Âkif bu toprağın adamıdır, yani yerlidir.
Âkif milletini tanır, yani millidir.
Âkif devletini tanır, medeniyetini tanır, inancını tanır... Hâl böyle olunca da kaçınılmaz olarak İstiklâl Marşı Mehmet Âkif'in yüreğinden çıkar...
Âkif, şairliğin verdiği sanatçı ruhunu savaşçı ruhuyla kendi milletine, medeniyetine bir karşı koyuş, bir aykırı duruş olarak değil de yeri geldiğinde savaşçı ruhuyla rahatını tepip düşmana karşı koyuş ve duruş göstererek milletini motive etmeye kullanan, Milli Mücadelemizin önemli kahramanlarındandır.
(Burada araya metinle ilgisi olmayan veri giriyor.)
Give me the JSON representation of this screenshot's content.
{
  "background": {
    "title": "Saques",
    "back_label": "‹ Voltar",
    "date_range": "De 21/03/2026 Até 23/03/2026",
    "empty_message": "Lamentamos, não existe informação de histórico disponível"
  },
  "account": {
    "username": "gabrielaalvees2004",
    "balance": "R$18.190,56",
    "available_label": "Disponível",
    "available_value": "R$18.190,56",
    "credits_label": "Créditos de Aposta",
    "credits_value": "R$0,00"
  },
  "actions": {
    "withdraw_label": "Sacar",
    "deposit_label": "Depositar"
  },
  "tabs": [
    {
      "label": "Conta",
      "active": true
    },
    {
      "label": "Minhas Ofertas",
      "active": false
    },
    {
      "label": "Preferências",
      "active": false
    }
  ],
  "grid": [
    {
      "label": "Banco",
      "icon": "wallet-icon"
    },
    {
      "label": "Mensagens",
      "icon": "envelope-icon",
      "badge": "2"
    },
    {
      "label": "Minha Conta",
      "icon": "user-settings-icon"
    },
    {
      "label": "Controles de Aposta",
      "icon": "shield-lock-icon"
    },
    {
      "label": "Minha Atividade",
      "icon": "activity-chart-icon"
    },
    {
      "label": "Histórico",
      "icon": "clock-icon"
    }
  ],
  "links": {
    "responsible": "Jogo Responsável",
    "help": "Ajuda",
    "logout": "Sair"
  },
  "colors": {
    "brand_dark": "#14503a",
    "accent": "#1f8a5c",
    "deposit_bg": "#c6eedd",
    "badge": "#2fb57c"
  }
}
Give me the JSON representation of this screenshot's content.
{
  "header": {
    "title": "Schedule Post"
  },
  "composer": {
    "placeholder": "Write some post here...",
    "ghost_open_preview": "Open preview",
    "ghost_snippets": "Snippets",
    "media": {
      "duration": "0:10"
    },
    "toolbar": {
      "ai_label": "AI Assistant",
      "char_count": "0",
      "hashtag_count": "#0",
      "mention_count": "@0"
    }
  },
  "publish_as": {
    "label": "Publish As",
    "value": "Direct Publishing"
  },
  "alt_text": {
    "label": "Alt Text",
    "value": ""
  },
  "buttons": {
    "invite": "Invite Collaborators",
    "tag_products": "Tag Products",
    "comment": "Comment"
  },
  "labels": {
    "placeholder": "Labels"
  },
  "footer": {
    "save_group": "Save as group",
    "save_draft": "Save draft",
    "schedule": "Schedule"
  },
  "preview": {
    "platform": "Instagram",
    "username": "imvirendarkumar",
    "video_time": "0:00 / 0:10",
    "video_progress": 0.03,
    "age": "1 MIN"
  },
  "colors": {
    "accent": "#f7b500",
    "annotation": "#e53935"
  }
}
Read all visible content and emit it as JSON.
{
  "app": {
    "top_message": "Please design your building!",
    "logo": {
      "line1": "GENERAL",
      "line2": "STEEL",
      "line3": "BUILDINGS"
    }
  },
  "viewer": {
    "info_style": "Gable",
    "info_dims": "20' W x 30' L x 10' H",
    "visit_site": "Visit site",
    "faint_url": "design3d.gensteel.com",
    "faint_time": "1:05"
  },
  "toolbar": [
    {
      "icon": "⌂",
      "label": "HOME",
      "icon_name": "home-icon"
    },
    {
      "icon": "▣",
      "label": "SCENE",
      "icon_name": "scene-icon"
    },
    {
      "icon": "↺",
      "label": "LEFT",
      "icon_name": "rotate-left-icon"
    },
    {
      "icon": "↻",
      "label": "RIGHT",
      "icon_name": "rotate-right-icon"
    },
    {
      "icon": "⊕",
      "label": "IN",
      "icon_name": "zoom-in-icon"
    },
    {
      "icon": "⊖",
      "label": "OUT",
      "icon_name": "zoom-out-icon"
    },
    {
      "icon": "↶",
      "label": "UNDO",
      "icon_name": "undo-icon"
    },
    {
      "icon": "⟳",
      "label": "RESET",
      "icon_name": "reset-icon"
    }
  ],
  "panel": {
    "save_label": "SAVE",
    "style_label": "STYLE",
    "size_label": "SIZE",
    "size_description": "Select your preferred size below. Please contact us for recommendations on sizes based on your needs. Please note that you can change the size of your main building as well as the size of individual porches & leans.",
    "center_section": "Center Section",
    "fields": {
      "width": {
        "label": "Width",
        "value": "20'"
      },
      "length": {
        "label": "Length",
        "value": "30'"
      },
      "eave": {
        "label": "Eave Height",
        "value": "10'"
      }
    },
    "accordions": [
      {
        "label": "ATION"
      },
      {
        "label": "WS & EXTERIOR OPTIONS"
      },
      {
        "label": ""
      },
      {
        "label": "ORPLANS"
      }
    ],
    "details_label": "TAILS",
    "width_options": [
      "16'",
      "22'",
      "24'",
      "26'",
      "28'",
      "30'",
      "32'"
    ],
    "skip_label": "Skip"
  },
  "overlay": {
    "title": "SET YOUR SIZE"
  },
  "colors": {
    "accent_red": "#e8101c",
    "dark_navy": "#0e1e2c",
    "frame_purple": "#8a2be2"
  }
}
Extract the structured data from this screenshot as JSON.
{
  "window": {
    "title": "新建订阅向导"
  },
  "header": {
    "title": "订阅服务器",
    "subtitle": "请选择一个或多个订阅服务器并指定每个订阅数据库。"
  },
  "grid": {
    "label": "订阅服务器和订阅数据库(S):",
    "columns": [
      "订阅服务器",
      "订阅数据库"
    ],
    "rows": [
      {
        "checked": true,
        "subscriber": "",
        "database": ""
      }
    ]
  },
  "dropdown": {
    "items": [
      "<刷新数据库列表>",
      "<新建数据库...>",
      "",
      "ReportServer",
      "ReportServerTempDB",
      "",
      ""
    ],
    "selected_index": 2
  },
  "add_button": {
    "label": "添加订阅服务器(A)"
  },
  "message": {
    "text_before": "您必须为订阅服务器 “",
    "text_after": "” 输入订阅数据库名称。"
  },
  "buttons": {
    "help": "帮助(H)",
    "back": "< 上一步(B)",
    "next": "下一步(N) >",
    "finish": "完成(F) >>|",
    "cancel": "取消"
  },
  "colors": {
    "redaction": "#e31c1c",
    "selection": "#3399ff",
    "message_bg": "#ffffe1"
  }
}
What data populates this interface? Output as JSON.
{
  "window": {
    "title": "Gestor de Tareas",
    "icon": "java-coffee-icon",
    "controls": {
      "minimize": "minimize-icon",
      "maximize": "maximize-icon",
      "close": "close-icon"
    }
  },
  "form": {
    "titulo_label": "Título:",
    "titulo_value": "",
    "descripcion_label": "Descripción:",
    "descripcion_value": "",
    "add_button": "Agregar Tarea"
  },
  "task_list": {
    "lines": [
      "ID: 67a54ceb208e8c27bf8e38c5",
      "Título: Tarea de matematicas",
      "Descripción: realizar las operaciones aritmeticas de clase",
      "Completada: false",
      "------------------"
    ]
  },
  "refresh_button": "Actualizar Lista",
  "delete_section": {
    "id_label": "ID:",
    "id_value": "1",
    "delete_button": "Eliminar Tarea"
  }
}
O, Milli Mücadelemizin kalem cephesinde yaşadıklarıyla, yazdıklarıyla bir şeyler işaret etmeye çalışıyordu. Özellikle de Sebilürreşad Dergisi etrafındaki çalışmaları tüm milletine örnek teşkil etmekteydi.
Mehmet Âkif'in başında olduğu Sebilürreşad Dergisi'nin yönetim ofisi 1919 yılının sonlarından itibaren Milli Mücadele'ye katılmak için Anadolu'ya geçenlerle İstanbul'daki yakınlarının adeta gizli bir haberleşme merkezi haline gelmişti. Haberleşme mektupları ve yayınlanan gazeteler Sebilürreşad Dergisi aracılığıyla Anadolu'ya gönderilirken, Anadolu'dan da yine Sebilürreşad Dergisi aracılığıyla İstanbul'a ulaşıyordu.
Mehmet Âkif Sebilürreşad Dergisi'nin baş yazarı olarak dergisini milletinin menfaatine katkıda bulunmak üzere ölümü göze alarak böyle bir büyük iş için kullanıma açmıştı. İşte bu noktada Mehmet Âkif menfaatsiz ve çıkarsız; kendisine değil, kendi dar çevresine değil milletine çalışan bir edebiyatçı kimliğiyle karşımızda durmaktadır.
Daha Milli Mücadelemiz en başındayken mücadelenin İstiklâl'e giden yolu Âkif'in Sebilürreşad Dergisi'nin ofisinden geçmekteydi... İstiklâl Marşı'mızın dizeleri Mehmet Âkif'in büyük gayretiyle aslında tâ o zamanda yola çıkmıştı bile...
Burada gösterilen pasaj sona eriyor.